Riverlane has been named one of the first winners of a £15 million competition to explore the benefits of using quantum technologies in the government’s work across areas like health, transport and net zero.
The Quantum Catalyst Fund aims to accelerate the adoption of quantum solutions by the public sector and will ensure the UK government is well-placed to fully harness the benefits of using these technologies across a range of policy areas.
Today’s quantum computers are hindered by noise, which breaks down the complex calculations that quantum bits – qubits – are running. Quantum error correction is a set of techniques to overcome this noise and allows us to reach the point where quantum computers can unlock transformative use cases across a range of industries – aka fault-tolerant quantum computing.
A crucial challenge for quantum error correction is developing quantum error correction codes that are efficient enough to help make reliable computers out of unreliable qubits.
The project is called: “Assessing future resource requirements for fault tolerant quantum computers (Qiron)”. The main objective is to develop a software product that enables the accurate prediction of algorithm resource requirements for future fault-tolerant quantum computers – and it’s this accurate prediction of the quantum error correction performance of systems that will, ultimately, help us reach fault tolerant quantum computing, sooner.

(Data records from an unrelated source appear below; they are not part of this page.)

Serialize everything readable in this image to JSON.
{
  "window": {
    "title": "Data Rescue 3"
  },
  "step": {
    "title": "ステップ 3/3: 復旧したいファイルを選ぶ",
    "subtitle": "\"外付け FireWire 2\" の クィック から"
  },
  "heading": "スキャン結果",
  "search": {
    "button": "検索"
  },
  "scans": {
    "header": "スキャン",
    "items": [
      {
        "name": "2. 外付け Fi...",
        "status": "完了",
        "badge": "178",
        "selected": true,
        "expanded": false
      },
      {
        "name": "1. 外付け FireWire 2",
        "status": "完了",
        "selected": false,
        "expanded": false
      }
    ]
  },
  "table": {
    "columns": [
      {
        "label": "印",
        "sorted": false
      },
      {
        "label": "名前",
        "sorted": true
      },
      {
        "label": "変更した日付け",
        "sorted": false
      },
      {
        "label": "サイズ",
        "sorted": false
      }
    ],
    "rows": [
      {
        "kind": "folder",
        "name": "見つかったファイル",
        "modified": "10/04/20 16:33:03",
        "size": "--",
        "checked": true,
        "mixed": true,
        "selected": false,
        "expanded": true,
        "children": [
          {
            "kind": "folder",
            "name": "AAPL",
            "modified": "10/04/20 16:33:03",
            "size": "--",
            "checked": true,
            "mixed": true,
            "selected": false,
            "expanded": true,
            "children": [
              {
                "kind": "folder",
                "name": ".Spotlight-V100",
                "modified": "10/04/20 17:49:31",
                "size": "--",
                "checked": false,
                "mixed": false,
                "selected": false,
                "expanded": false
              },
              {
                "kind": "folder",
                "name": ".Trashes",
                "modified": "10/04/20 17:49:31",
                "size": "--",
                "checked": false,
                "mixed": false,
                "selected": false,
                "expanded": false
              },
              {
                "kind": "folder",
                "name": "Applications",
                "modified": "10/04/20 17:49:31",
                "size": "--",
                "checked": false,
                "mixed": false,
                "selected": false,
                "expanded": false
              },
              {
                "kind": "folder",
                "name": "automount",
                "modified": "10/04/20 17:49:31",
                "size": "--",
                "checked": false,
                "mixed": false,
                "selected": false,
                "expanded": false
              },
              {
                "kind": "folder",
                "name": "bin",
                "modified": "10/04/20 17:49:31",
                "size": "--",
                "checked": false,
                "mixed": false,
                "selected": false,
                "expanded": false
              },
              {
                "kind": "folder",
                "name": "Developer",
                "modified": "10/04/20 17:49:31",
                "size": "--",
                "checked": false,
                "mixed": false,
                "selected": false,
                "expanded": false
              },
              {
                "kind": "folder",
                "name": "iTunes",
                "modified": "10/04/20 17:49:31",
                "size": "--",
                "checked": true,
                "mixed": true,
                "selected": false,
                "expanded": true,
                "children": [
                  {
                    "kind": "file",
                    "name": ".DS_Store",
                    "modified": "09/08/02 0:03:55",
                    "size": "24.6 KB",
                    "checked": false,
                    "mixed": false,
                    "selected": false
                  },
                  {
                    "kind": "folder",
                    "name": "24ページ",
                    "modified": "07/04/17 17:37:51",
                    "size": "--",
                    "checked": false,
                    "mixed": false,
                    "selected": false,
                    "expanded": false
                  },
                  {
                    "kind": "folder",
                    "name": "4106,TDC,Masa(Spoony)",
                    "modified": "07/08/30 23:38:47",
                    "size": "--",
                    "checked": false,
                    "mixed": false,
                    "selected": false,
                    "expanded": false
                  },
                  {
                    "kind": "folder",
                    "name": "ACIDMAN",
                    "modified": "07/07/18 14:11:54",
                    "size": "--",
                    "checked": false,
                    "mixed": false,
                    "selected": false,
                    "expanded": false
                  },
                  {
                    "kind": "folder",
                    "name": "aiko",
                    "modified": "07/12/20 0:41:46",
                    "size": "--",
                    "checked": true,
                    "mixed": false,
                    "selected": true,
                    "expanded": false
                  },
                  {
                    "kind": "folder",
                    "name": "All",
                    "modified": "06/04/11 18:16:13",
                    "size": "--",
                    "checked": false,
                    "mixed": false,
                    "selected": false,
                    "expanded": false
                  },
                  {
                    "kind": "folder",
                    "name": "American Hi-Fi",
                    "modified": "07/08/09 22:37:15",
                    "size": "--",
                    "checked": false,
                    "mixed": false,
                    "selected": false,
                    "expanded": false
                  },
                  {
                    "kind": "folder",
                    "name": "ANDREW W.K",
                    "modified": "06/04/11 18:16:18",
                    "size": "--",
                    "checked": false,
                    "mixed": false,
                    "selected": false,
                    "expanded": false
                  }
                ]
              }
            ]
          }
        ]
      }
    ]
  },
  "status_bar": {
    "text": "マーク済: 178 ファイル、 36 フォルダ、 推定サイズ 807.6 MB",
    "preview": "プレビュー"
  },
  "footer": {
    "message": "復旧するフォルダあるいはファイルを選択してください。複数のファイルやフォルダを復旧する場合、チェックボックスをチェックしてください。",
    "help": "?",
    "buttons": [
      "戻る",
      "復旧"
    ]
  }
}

Riverlane will use experimental data collected from today's noisy quantum hardware systems and then use this data to accurately predict the achievable quality of the error-corrected qubits that future fault-tolerant systems will need.
The team will develop all the necessary tools and methodologies to perform quantum error correction experiments on today's quantum hardware systems and benchmark them against state-of-the-art systems. Riverlane will generate new insights into the quantum error correction performance of current devices and examine how these affect the predictions of fault-tolerant algorithm resource requirements.
Riverlane will then release a software prototype to the end-user and market it to academic and commercial hardware labs to ensure commercial success after the project ends.
This deployable software solution will have the capability to generate new insights into the performance and potential of different qubit technologies as we approach fault tolerant quantum computing. Hardware labs will also be able to use this software solution to assess their quantum error correction capabilities and map the best route to fault tolerance.
The Quantum Catalyst Fund is part of the Small Business Research Initiative (SBRI) which is funded by DSIT and Innovate UK. SBRI offers organisations the opportunity to work directly with the public sector to develop new technologies and processes, helping to meet efficiency targets and improving public services. It supports the research and development of solutions to solve public sector challenges.